Orange foods are plentiful in vitamin C, carotenoids, and other bioflavanoids. Carotenes are especially important for cancer prevention, and are associated with a lower risk of some cancers, especially lung cancer.[2]

  1. Carrots are rich in carotenes that are associated with decreased cancer risk. They provide about 51% of the dietary intake of α-carotene[2] as well as β-carotenes.[5]
  2. Oranges. Well known as a great source of vitamin C, oranges contain abundant antioxidants. Vitamin C is likely important for cancer prevention and cardiovascular protection.
  3. Sweet potatoes also contain β-carotene.[5] They have many antioxidants, vitamins, and minerals. A recent study found that one of the many health benefits of sweet potatoes is the ability to reduce the glycemic response, which means it can help control blood sugar.[20]

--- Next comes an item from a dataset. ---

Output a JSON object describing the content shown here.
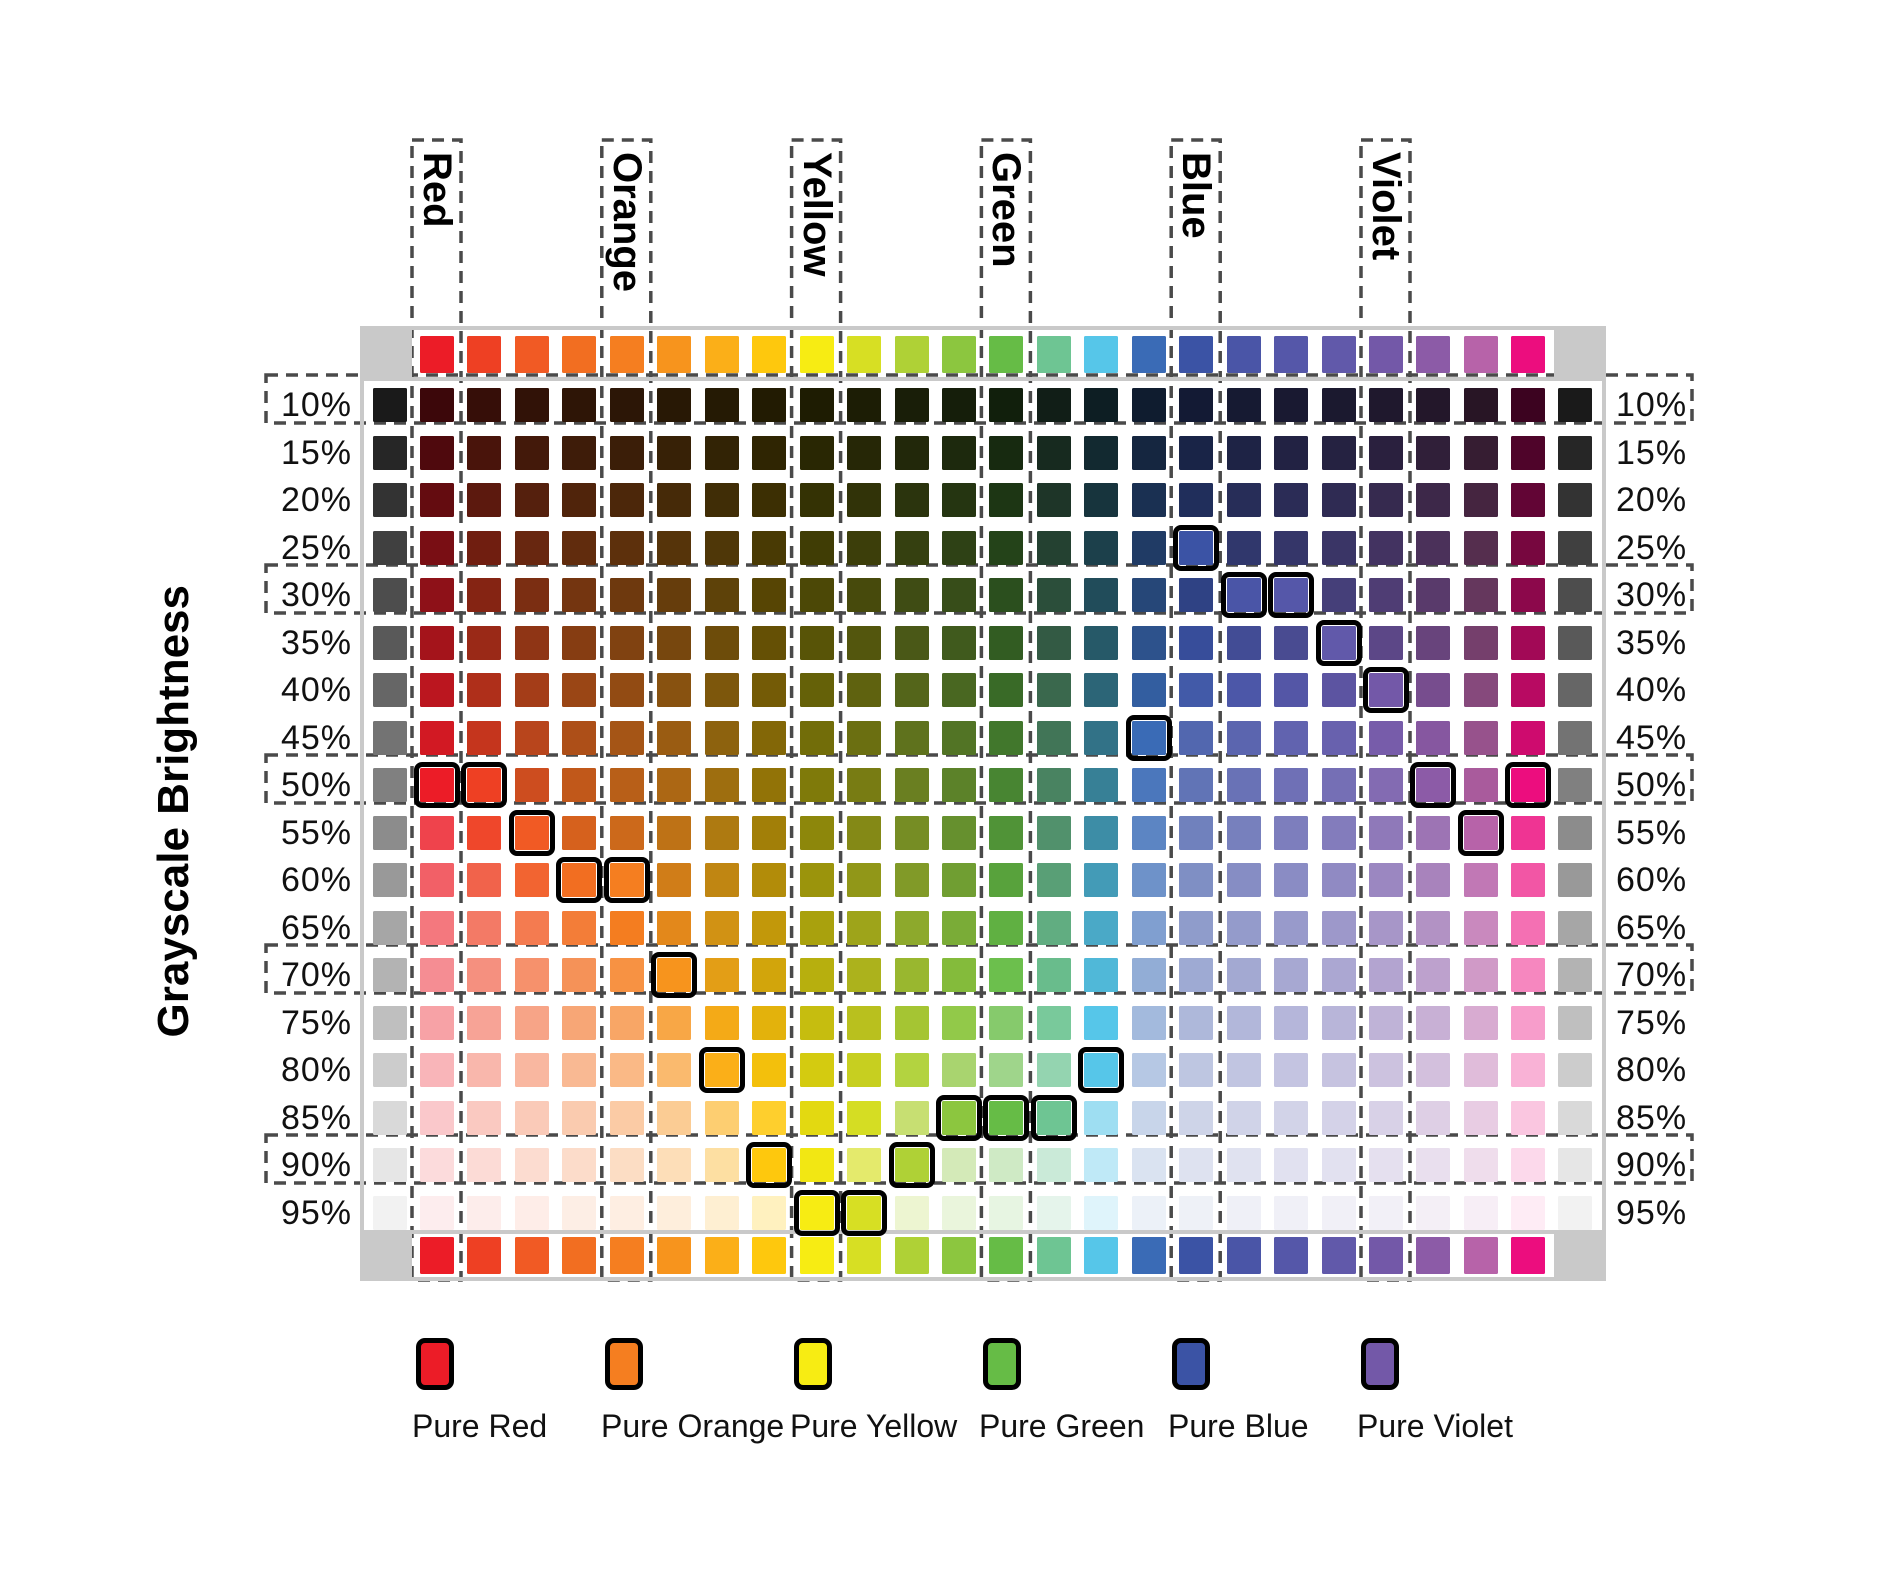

Try adding pumpkin, apricots, cantaloupe, or other bright orange foods to your plate.

How to eat more color

Take a look at your dinner tonight. Does your plate look mostly monotone or drab? The healthiest meals will have a rainbow of colors on the plate. Make it a goal to include at least three different colored fruits or vegetables to your dinner daily, and sneak in even more servings of bright foods throughout the day.

Share your experience

What are your favorite colorful foods? How do you incorporate colorful plate nutrition into your life? Share recipes, tips, and ideas for eating a colorful diet in the comments section below.


[1] Am J Clin Nutr. 2011 Feb;93(2):338-47.

[2] Am J Clin Nutr. 2000 Oct;72(4):901-2.

[3] J Sci Food Agric. 2012 Jun;92(8):1688-93.

[4] Am. J. Chin. Med., 42, 189 (2014).

[5] Molecules. 2011 Feb 18;16(2):1710-38.

[6] Curr Atheroscler Rep. 2013 May;15(5):324.

[7] Prev Nutr Food Sci. 2012 Dec;17(4):286-92.

[8] J Nutr Sci. 2014 Apr 30;3:e9.

[9] Red Beet Biotechnology. 2012, pp 155-174.

[10] Oregon State Univ. Linus Pauling Inst. Chlorophylls

[11] Nitric Oxide. 2013 Nov 30;35:123-30.

[12] J Nutr Sci Vitaminol (Tokyo). 2013;59(4):264-71.

[13] J Agric Food Chem. 2002 May 22;50(11):3346-50.

[14] Biomed Environ Sci. 2008 Apr;21(2):91-7.

[15] Crit Rev Food Sci Nutr. 2013;53(7):738-50.

[16] J Nutr Sci. 2012 Oct 23;1:e14.

[17] Asia Pac J Clin Nutr. 2010;19(4):451-7.

[18] Int J Mol Sci. 2014 Sep 26;15(10):17221-41.

[19] Food Funct. 2014 May;5(5):909-15.

[20] Food Funct. 2014 Aug 20;5(9):2309-16.